Trovo significativa questa immagine di un Gesù che si prende cura di coloro che ha inviato in missione: ai suoi occhi non si riducono a operai di cui servirsi o da sfruttare.
Ma proprio qui, ai margini di quel “luogo deserto” che si profila, ricompaiono le folle, che vedono, comprendono, accorrono e precedono, in un susseguirsi di azioni che dice bisogno, ricerca, desiderio, fatica: “Molti però li videro partire e capirono, e da tutte le città accorsero là a piedi e li precedettero” (v. 33).
Un’irruzione che Gesù non respinge, da cui si lascia afferrare, proprio come era accaduto all’inizio del vangelo quando, dopo il ritiro in cui lo avevano scovato i discepoli e mentre li invitava a seguirlo altrove, era stato quasi sedotto da un lebbroso che lo aveva supplicato in ginocchio con parole cui Gesù non aveva saputo resistere: “Se vuoi, puoi purificarmi!” (1,40). La reazione di Gesù, lì come in questo caso è la stessa: “Ne ebbe compassione” (1,41; 6,34), due forme del verbo splanchnízomai, che potremmo rendere con “fu afferrato nelle viscere”.
In ambedue questi brani è narrata la tensione all’interno della quale nasce, si alimenta e diventa feconda ogni missione che viene dall’evangelo. Così era stato per Gesù, così è ora per i discepoli e a questo siamo chiamati ancora noi oggi
Da una parte vi è il bisogno di anachóresis degli inviati; dall’altra ci sono le folle in ricerca, affamate di senso, di parola di consolazione, di sguardo amorevole. La parola davvero evangelica nasce in questo dramma, in cui il ruolo fondamentale è giocato da quel sentimento profondo che muove ogni cosa e che dà senso a parole e gesti: “Sceso dalla barca, egli vide una grande folla, ebbe compassione di loro, perché erano pecore che non hanno pastore, e si mise a insegnare loro molte cose” (v. 34).

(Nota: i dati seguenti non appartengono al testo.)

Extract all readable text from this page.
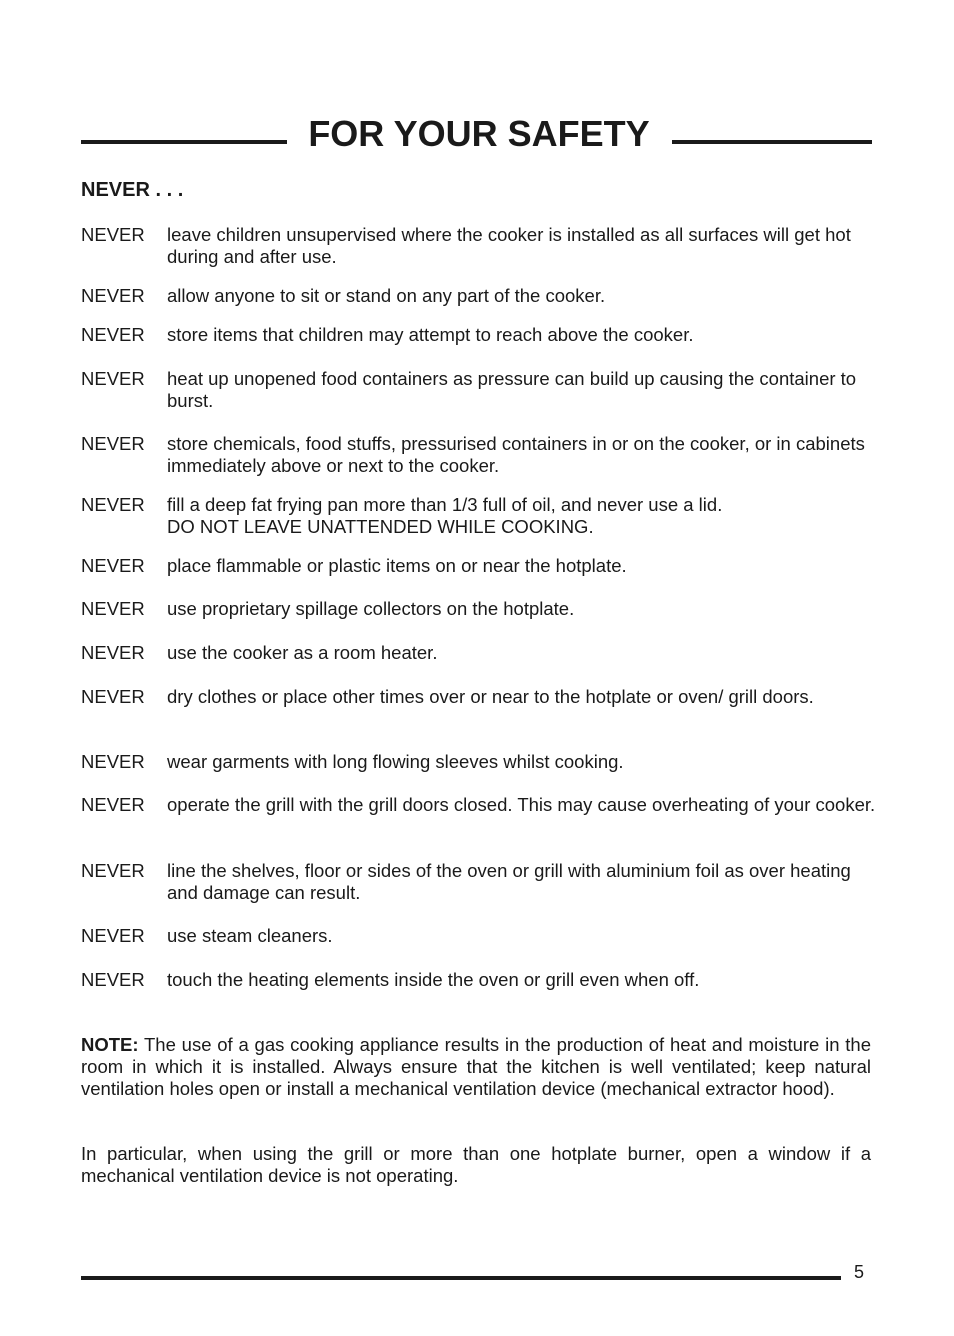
FOR YOUR SAFETY
NEVER . . .
NEVER	leave children unsupervised where the cooker is installed as all surfaces will get hot during and after use.
NEVER	allow anyone to sit or stand on any part of the cooker.
NEVER	store items that children may attempt to reach above the cooker.
NEVER	heat up unopened food containers as pressure can build up causing the container to burst.
NEVER	store chemicals, food stuffs, pressurised containers in or on the cooker, or in cabinets immediately above or next to the cooker.
NEVER	fill a deep fat frying pan more than 1/3 full of oil, and never use a lid.
DO NOT LEAVE UNATTENDED WHILE COOKING.
NEVER	place flammable or plastic items on or near the hotplate.
NEVER	use proprietary spillage collectors on the hotplate.
NEVER	use the cooker as a room heater.
NEVER	dry clothes or place other times over or near to the hotplate or oven/ grill doors.
NEVER	wear garments with long flowing sleeves whilst cooking.
NEVER	operate the grill with the grill doors closed. This may cause overheating of your cooker.
NEVER	line the shelves, floor or sides of the oven or grill with aluminium foil as over heating and damage can result.
NEVER	use steam cleaners.
NEVER	touch the heating elements inside the oven or grill even when off.

NOTE: The use of a gas cooking appliance results in the production of heat and moisture in the room in which it is installed. Always ensure that the kitchen is well ventilated; keep natural ventilation holes open or install a mechanical ventilation device (mechanical extractor hood).

In particular, when using the grill or more than one hotplate burner, open a window if a mechanical ventilation device is not operating.

5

Prima Gesù ha visto il bisogno dei Dodici, ora vede il bisogno delle folle. Due bisogni in cui si rivelano i due atteggiamenti che ogni annunciatore è chiamato a coltivare: quello di una vita di solitudine e di preghiera, di una vita d’intimità con il Signore e con se stessi, di una vita pensata e non solo subita; e simultaneamente la capacità di non rinchiudersi in una solitudine confortevole che potrebbe risolversi in rifiuto dell’altro e incapacità a vederne il bisogno, l’altro che è sempre da accogliere, perché solo la capacità di accoglienza attesta l’autenticità anche del silenzio e della preghiera. Il “luogo deserto” in cui gli apostoli sono invitati non può impedire loro di continuare e vedere le folle. È un deserto di marginalità, non di segregazione.

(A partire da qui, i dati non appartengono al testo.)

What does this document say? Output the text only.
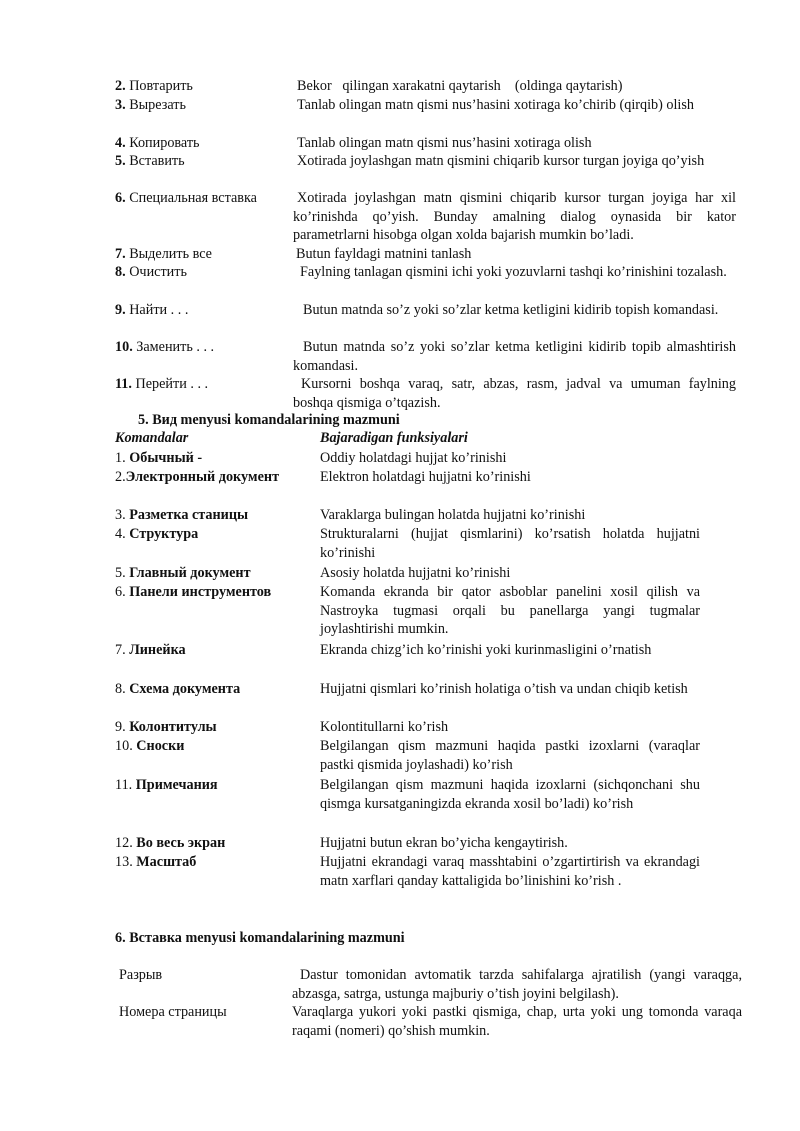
2. Повтарить	Bekor   qilingan xarakatni qaytarish    (oldinga qaytarish)
3. Вырезать	Tanlab olingan matn qismi nus’hasini xotiraga ko’chirib (qirqib) olish
4. Копировать	Tanlab olingan matn qismi nus’hasini xotiraga olish
5. Вставить	Xotirada joylashgan matn qismini chiqarib kursor turgan joyiga qo’yish
6. Специальная вставка	Xotirada joylashgan matn qismini chiqarib kursor turgan joyiga har xil ko’rinishda qo’yish. Bunday amalning dialog oynasida bir kator parametrlarni hisobga olgan xolda bajarish mumkin bo’ladi.
7. Выделить все	Butun fayldagi matnini tanlash
8. Очистить	Faylning tanlagan qismini ichi yoki yozuvlarni tashqi ko’rinishini tozalash.
9. Найти . . .	Butun matnda so’z yoki so’zlar ketma ketligini kidirib topish komandasi.
10. Заменить . . .	Butun matnda so’z yoki so’zlar ketma ketligini kidirib topib almashtirish komandasi.
11. Перейти . . .	Kursorni boshqa varaq, satr, abzas, rasm, jadval va umuman faylning boshqa qismiga o’tqazish.
5. Вид menyusi komandalarining mazmuni
Komandalar	Bajaradigan funksiyalari
1. Обычный -	Oddiy holatdagi hujjat ko’rinishi
2.Электронный документ	Elektron holatdagi hujjatni ko’rinishi
3. Разметка станицы	Varaklarga bulingan holatda hujjatni ko’rinishi
4. Структура	Strukturalarni (hujjat qismlarini) ko’rsatish holatda hujjatni ko’rinishi
5. Главный документ	Asosiy holatda hujjatni ko’rinishi
6. Панели инструментов	Komanda ekranda bir qator asboblar panelini xosil qilish va Nastroyka tugmasi orqali bu panellarga yangi tugmalar joylashtirishi mumkin.
7. Линейка	Ekranda chizg’ich ko’rinishi yoki kurinmasligini o’rnatish
8. Схема документа	Hujjatni qismlari ko’rinish holatiga o’tish va undan chiqib ketish
9. Колонтитулы	Kolontitullarni ko’rish
10. Сноски	Belgilangan qism mazmuni haqida pastki izoxlarni (varaqlar pastki qismida joylashadi) ko’rish
11. Примечания	Belgilangan qism mazmuni haqida izoxlarni (sichqonchani shu qismga kursatganingizda ekranda xosil bo’ladi) ko’rish
12. Во весь экран	Hujjatni butun ekran bo’yicha kengaytirish.
13. Масштаб	Hujjatni ekrandagi varaq masshtabini o’zgartirtirish va ekrandagi matn xarflari qanday kattaligida bo’linishini ko’rish .
6. Вставка menyusi komandalarining mazmuni
Разрыв	Dastur tomonidan avtomatik tarzda sahifalarga ajratilish (yangi varaqga, abzasga, satrga, ustunga majburiy o’tish joyini belgilash).
Номера страницы	Varaqlarga yukori yoki pastki qismiga, chap, urta yoki ung tomonda varaqa raqami (nomeri) qo’shish mumkin.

Ciò che provoca in Gesù compassione è poi l’abbandono in cui vede vagare il popolo: “Erano come pecore che non hanno pastore”; parole che rimandano ad almeno due passi dell’Antico Testamento: Nm 27,17 e 1Re 22,17, come anche alle parole di quei profeti che ripetutamente avevano ammonito i pastori negligenti (cf. in particolare Ger 23 ed Ez 34). Inizia dunque lui stesso a esercitare la funzione del pastore: prima insegnando (v. 34), poi imbandendo un banchetto in quel “luogo deserto” (6,35), nuova ricorrenza dell’espressione incontrata al v. 31.
Il “luogo deserto” in cui gli apostoli sono invitati a ritirarsi diventa così il “luogo deserto” in cui “loro stessi” (6,37) dovranno dare da mangiare alle folle affamate: non vi è più opposizione tra le due dimensioni! E in quel deserto Gesù dispenserà un nutrimento che ricorda la manna con cui Dio aveva sfamato i figli d’Israele. Lì imbandirà un banchetto diverso da quello in cui appena prima Erode aveva fatto uccidere Giovanni il Battista. Al banchetto di palazzo, espressione dello strapotere di un re fantoccio, segue il banchetto nel deserto, che il re Messia misericordioso imbandisce, insieme ai suoi inviati, per sfamare un popolo affaticato e disorientato, ma in ricerca.